Полузадушенный голос Маши:
— Дина, вы помните, что сегодня Вечер Памяти?
— Маша, ты грубишь.
— Так кто ж вас знает! Может, вы как раз вчера выпили,
загуляли, забыли… а я только докладываю: чокнутой Фире Будкиной с ее старперами
я уже звонила, чтоб все они, как штык!.. Машины у Рогова заказаны, певичку
встретит ваш Слава и отволочет в зал ко времени, поп готов, как пионер, и от
машины отказался, приедет сам…
— Маша, умоляю: вежливо, ласково, деликатно!
— Обойдутся…
Ну, хорошо, дальше: распорядиться об увековечении этой великой
тусовки.
— Эльза Трофимовна, сегодня, как вы знаете, Вечер
Памяти Шести миллионов погибших.
— Так-так… конечно… скольких миллионов?
— Эльза Трофимовна!!! Сегодня!!! Фонд «Узник»!!! При
поддержке Синдиката, УЕБа, Посольства и прочих организаций проводит Вечер Памяти
и Скорби! Этим мероприятием мы занимались последние три месяца!
— …так-так… конечно… я что-то не в курсе…
— …я звоню предупредить: любые сообщения об этой тусовке
в средствах массовой информации выловить, обозреть и отослать начальству в
Иерусалим.
— Ну, это само собой…
И, наконец, Рома. О-о-ох…
— Рома, доброе утро, я…
— О! Хорошо, что вы позвонили! Предупреждаю, сегодня у
меня черт-те что, и сбоку бантик! На даче батарею прорвало, все водой залито, у
Гройса ангина, да еще на вечер Послица зазвала нас на чай…
— Вы хотите сказать, что не явитесь сегодня на
мероприятие департамента?
— Да не хотелось бы… Но у меня по нему вот какие
соображения…
Я бросаю трубку и в ярости начинаю метаться по квартире,
выговаривая самой себе все, что думаю о Роме, о Гройсе, о сегодняшнем Вечере и
заодно о Синдикате, со всей его коллегией.
Поэтому, когда звонит телефон, неосмотрительно хватаю
трубку.
— Да?!
— …кашеварим-кашеварим, а хлебают масоны… — тяжело
вздыхая, тянет прямо в воронку больного моего виска знакомый гнусавый голос… —
душа народная, кровь народная на нем, — за него та травушка
взойдет-колышется…
Ревердатто, голубчик ты мой, птица ранняя, как и я, —
здравствуй!
День начался…»
. . . . . . . . . . . . . . . . . . . . . . . . . . . . . .

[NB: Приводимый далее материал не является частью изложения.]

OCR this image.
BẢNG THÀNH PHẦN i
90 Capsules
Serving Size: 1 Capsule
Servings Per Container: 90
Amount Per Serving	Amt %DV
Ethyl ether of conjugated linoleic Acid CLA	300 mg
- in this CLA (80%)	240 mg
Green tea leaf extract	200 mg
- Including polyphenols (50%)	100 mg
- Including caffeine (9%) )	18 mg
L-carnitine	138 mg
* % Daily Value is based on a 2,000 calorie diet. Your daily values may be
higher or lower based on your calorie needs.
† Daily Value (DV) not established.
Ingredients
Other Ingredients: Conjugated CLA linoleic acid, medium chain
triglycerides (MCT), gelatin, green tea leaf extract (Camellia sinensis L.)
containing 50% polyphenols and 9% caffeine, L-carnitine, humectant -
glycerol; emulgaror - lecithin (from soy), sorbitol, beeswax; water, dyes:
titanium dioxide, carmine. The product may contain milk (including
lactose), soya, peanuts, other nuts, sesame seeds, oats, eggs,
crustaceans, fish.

. . . . . . . . . . . . . . . . . . . . . . . . . . . .
Часов в одиннадцать меня вызвал Клава.
С полминуты разглядывал меня на пороге кабинета, сощурившись
и гоняя рукою дым.
— Как тебе удается так худеть?
— Я же рассказывала, специальная диета…
— Нет, просто ты мне назло…
Но сегодня у него не было настроения упражняться со мной в
русском.
— Садись. Я буду курить в сторону… Слушай, — что,
сегодня вечером я должен быть на этой торжественной замбуре!

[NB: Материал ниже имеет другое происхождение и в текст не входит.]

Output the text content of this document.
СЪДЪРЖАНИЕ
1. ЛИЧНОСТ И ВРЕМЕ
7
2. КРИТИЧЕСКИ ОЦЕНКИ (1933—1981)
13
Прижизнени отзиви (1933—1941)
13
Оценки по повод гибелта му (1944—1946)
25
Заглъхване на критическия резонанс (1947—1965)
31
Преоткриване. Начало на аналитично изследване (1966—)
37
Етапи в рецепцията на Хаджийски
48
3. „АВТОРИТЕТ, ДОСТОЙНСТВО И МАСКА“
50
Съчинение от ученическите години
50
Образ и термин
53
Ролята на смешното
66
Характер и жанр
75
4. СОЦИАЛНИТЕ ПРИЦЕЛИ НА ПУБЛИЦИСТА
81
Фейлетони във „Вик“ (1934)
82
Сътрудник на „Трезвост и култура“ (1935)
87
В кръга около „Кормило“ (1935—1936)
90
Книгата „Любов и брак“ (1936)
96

— Обязательно! — воскликнула я. — Ты будешь
выступать. Я добилась, чтобы тебя вставили между Послом и священником.
— Пусть все они вставят себе в жопу морковку…

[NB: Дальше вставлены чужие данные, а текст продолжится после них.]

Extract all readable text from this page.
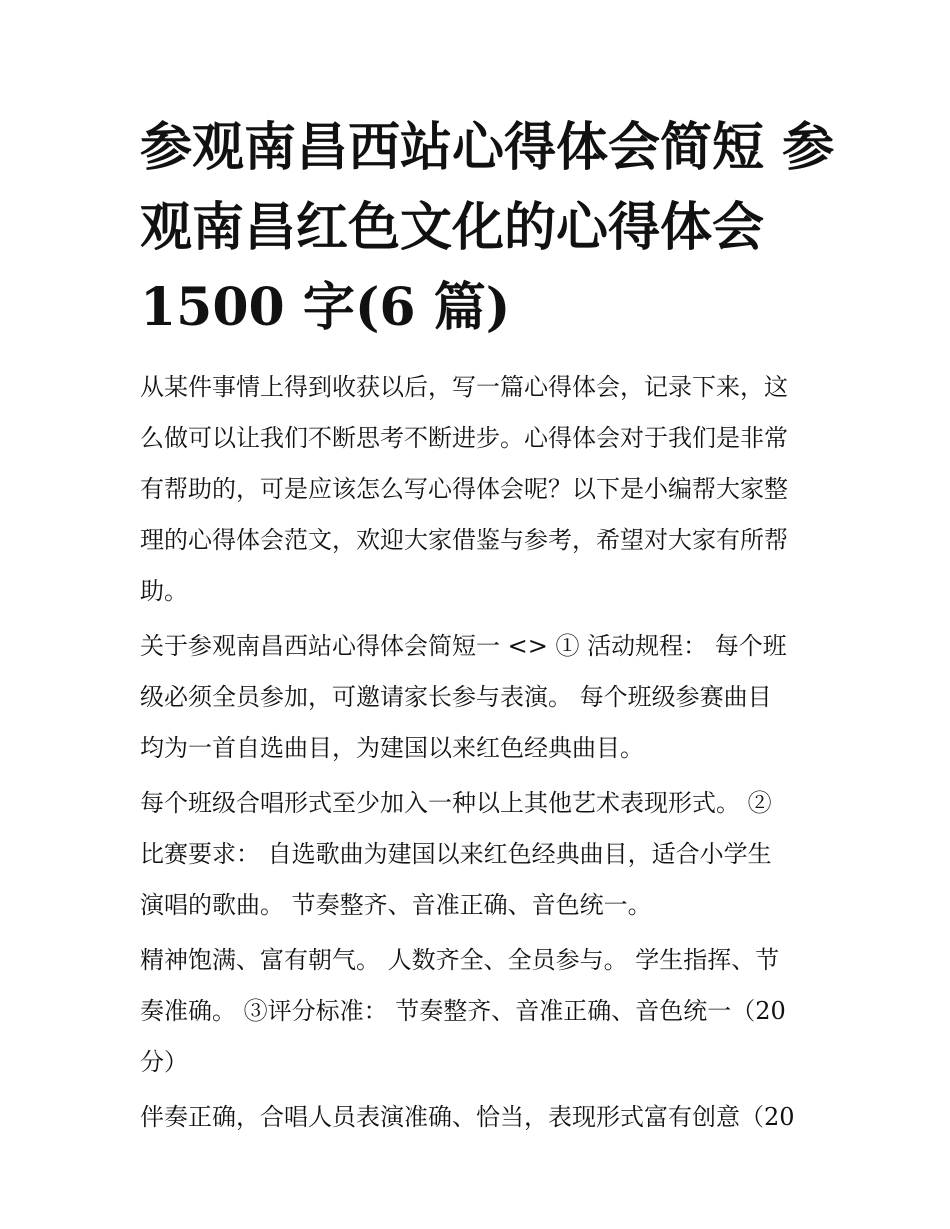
参观南昌西站心得体会简短 参
观南昌红色文化的心得体会
1500 字(6 篇)
从某件事情上得到收获以后，写一篇心得体会，记录下来，这
么做可以让我们不断思考不断进步。心得体会对于我们是非常
有帮助的，可是应该怎么写心得体会呢？以下是小编帮大家整
理的心得体会范文，欢迎大家借鉴与参考，希望对大家有所帮
助。
关于参观南昌西站心得体会简短一 <> ① 活动规程： 每个班
级必须全员参加，可邀请家长参与表演。 每个班级参赛曲目
均为一首自选曲目，为建国以来红色经典曲目。
每个班级合唱形式至少加入一种以上其他艺术表现形式。 ②
比赛要求： 自选歌曲为建国以来红色经典曲目，适合小学生
演唱的歌曲。 节奏整齐、音准正确、音色统一。
精神饱满、富有朝气。 人数齐全、全员参与。 学生指挥、节
奏准确。 ③评分标准： 节奏整齐、音准正确、音色统一（20
分）
伴奏正确，合唱人员表演准确、恰当，表现形式富有创意（20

— Это очень важно, Клавдий! В последнее время эти
посольские наглецы так и норовят указать нам место в иерархии.
— О, Боже… А я хотел пойти на рынок, выбрать баранью
ногу и запечь ее с чесноком и травами по-венгерски… Знаешь, как я это делаю?..
Ну, ладно, — спохватился он. — Так, напиши мне какую-нибудь душевную замбуру.